Mayoral candidate Christine Quinn fields questions from WNYC hosts Leonard Lopate and Kurt Andersen.
Mayoral candidate Christine Quinn fields questions from WNYC hosts Leonard Lopate and Kurt Andersen.
(© Beth Fertig)

For the first time in 12 years, New York City will be electing a new mayor, replacing three-term Michael Bloomberg this October. For New York City artists and arts patrons, this could mean either a refreshing new direction for one of the most culturally rich cities in the world, or a devastating blow to its already limited resources.

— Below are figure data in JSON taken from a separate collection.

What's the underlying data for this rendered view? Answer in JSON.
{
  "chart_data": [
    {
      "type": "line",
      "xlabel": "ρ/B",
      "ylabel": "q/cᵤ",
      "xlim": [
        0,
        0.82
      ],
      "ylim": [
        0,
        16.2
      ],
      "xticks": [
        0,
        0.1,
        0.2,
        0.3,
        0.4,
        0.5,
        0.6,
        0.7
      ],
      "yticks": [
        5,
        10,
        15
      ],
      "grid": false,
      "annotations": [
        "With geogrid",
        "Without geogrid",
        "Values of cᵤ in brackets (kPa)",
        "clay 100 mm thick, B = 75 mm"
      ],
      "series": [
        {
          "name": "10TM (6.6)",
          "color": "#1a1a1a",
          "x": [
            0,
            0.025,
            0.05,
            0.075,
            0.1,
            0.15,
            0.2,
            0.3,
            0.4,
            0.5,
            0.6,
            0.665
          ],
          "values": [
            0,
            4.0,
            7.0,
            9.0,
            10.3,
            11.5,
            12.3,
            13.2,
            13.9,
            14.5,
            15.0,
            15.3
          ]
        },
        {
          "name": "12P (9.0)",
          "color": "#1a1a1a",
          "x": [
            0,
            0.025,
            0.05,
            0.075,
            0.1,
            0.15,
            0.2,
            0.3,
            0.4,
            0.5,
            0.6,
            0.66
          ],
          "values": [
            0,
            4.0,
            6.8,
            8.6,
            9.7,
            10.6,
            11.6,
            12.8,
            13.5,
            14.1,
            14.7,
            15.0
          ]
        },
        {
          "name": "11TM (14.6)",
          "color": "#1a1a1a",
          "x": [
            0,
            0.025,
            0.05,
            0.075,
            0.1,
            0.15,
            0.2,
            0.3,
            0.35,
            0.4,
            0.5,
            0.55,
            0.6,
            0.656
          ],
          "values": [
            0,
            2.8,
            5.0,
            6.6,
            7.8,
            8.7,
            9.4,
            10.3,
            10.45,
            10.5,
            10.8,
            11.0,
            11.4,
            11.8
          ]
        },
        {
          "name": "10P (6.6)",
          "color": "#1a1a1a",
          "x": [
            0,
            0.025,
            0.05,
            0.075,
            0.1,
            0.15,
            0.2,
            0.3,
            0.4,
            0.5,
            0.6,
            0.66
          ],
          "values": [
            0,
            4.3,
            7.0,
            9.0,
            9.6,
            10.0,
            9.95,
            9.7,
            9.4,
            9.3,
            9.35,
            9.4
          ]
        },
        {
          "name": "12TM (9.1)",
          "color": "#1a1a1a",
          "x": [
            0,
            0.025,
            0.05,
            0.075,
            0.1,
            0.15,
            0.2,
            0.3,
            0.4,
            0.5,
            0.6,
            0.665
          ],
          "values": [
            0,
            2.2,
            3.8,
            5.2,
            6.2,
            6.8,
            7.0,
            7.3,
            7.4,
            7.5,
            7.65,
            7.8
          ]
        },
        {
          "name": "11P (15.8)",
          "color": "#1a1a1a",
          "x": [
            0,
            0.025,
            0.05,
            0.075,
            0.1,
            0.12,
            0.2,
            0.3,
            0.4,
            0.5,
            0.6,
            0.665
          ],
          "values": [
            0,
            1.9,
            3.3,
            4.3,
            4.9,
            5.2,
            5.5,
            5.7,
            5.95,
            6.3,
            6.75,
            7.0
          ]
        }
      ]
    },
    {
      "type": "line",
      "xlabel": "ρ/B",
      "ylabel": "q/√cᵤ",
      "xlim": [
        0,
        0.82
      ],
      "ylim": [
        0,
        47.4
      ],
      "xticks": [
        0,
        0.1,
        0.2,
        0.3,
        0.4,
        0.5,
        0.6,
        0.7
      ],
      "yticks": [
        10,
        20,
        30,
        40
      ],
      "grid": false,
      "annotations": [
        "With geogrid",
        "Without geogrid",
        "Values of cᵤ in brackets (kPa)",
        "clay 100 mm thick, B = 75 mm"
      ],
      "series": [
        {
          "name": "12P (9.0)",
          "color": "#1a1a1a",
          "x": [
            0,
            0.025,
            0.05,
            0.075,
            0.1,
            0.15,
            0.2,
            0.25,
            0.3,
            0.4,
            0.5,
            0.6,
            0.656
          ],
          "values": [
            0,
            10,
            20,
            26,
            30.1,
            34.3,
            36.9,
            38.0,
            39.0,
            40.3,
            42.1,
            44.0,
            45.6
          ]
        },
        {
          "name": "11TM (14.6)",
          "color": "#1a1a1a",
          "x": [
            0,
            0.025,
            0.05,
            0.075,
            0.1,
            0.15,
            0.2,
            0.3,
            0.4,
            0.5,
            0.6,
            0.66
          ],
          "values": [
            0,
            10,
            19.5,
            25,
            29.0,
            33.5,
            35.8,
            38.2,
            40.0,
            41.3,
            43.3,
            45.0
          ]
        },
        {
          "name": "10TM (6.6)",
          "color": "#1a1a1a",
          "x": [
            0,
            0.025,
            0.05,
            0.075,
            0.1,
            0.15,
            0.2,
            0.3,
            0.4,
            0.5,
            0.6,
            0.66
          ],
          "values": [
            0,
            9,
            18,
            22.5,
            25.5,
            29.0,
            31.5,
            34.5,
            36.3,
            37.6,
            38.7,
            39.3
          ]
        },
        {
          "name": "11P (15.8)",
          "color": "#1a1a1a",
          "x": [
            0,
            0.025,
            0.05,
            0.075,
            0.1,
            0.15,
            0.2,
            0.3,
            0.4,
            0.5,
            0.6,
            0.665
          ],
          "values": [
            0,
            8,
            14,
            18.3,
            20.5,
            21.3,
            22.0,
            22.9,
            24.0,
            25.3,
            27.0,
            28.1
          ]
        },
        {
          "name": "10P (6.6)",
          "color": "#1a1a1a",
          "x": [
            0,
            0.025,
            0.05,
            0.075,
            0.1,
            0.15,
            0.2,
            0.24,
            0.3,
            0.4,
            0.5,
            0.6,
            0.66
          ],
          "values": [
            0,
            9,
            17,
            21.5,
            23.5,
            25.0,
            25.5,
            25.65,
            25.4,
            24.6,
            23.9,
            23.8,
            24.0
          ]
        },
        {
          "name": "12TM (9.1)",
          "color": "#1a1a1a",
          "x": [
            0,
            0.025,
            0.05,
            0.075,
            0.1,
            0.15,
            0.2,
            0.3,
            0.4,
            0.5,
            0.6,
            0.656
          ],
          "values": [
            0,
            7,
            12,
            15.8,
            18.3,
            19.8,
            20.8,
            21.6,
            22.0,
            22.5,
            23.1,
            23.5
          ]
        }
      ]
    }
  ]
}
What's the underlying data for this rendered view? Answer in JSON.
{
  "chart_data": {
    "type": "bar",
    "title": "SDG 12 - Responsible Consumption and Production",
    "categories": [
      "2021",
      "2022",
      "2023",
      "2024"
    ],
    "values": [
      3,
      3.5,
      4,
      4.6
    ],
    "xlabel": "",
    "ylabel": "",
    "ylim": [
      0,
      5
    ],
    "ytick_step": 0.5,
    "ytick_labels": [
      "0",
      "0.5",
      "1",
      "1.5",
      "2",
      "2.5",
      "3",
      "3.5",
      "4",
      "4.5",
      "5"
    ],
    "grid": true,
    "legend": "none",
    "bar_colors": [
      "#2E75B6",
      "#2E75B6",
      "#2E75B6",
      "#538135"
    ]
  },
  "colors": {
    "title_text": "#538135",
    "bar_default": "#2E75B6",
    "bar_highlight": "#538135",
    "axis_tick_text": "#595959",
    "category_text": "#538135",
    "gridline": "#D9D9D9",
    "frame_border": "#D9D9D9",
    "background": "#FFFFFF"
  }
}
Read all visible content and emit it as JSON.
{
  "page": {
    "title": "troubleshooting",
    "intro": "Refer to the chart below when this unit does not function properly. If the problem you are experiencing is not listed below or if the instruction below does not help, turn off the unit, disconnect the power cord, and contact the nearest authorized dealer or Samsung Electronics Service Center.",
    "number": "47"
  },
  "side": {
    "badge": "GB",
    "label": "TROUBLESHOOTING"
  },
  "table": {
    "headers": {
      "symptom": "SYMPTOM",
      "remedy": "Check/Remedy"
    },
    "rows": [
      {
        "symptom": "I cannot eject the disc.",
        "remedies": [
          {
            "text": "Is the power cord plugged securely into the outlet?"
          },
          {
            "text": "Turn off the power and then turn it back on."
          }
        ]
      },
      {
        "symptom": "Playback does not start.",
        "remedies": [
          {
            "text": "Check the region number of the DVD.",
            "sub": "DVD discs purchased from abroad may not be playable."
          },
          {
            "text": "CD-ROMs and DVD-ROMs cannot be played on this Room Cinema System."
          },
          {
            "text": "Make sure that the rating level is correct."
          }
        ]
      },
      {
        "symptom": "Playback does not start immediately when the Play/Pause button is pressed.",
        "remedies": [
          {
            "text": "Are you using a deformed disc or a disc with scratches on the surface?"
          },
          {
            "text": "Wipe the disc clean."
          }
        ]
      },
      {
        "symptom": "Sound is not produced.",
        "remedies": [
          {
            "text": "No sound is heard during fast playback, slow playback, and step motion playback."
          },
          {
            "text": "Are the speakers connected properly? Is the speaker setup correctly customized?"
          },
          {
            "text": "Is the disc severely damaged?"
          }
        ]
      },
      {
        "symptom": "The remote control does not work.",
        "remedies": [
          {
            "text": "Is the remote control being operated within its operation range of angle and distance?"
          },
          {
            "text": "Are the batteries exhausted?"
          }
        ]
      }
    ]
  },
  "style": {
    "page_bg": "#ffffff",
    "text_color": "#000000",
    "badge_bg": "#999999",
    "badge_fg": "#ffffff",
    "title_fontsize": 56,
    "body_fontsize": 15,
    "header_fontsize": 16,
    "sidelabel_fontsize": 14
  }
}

On Tuesday evening, nine out of the 16 invited candidates attended Teachers College-Columbia University for a mayoral forum on education and the arts to discuss their positions and potential policies regarding arts funding in New York City. Among the attendees were current frontrunners Bill Thompson (D) and Christine Quinn (D), as well as John Catsimatidis (R), Joe Lhota (R), Bill de Blasio (D), John Liu (D), and campaign newcomer Jack Hidary (I). Democratic candidate Anthony Weiner, recent object of tabloid fodder, declined his invitation to attend.

The event was co-sponsored by Young Audiences New York, an organization that offers arts education programs to New York City students, and One Percent for Culture, a grassroots campaign that advocates allocating one percent of the city's budget to the arts (a proposed budget increase from $155 million to $700 million). WNYC hosts Leonard Lopate and Kurt Andersen moderated the discussion.

Michael Bloomberg will conclude his third term as mayor this year.
Michael Bloomberg will conclude his third term as mayor this year.
(© David Gordon)
Former City Comptroller Bill Thompson hearkened back to his own days as a viola player in the New York City public school system, as he explained his plan to segregate a baseline of more than $60 million for the arts to ensure its security in the budget. Jack Hidary, a wealthy tech entrepreneur who recently inserted himself into the race, also spoke of his own personal experiences, learning music through the Suzuki system in school, as he eloquently spoke of the role of the arts in reviving neighborhoods and attracting tourists. City Council speaker Christine Quinn expressed similar sentiments, specifically emphasizing the need for an increase in arts-education funding. "Getting more money into the classroom is something I'll do when I'm mayor," said Quinn.

Joe Lohta was faced with the most difficult task of the evening: responding to criticisms about his time as deputy mayor under Rudy Giuliani when he fought to defund the Brooklyn Museum over its exhibition of a controversial portrait of the Virgin Mary — a decision he says he now regrets. "I made a mistake," he said. He now claims to support making arts education part of the core curriculum in schools and agrees that the arts budget could be significantly higher (though he could not commit to the one-percent plan).

While all of the candidates expressed support for an increase in arts funding, Catsimatidis was the only candidate to endorse One Percent for Culture's plan, saying he supports it "one hundred ten percent." He described his interest in funding the arts as the philanthropic efforts of a "successful businessman." He even noted his participation in actor Tony Lo Bianco's recent off-Broadway solo play about former New York City Mayor Fiorello H. LaGuardia, The Little Flower. "I'm executive-producing," he said. "You know what that means? I write the checks."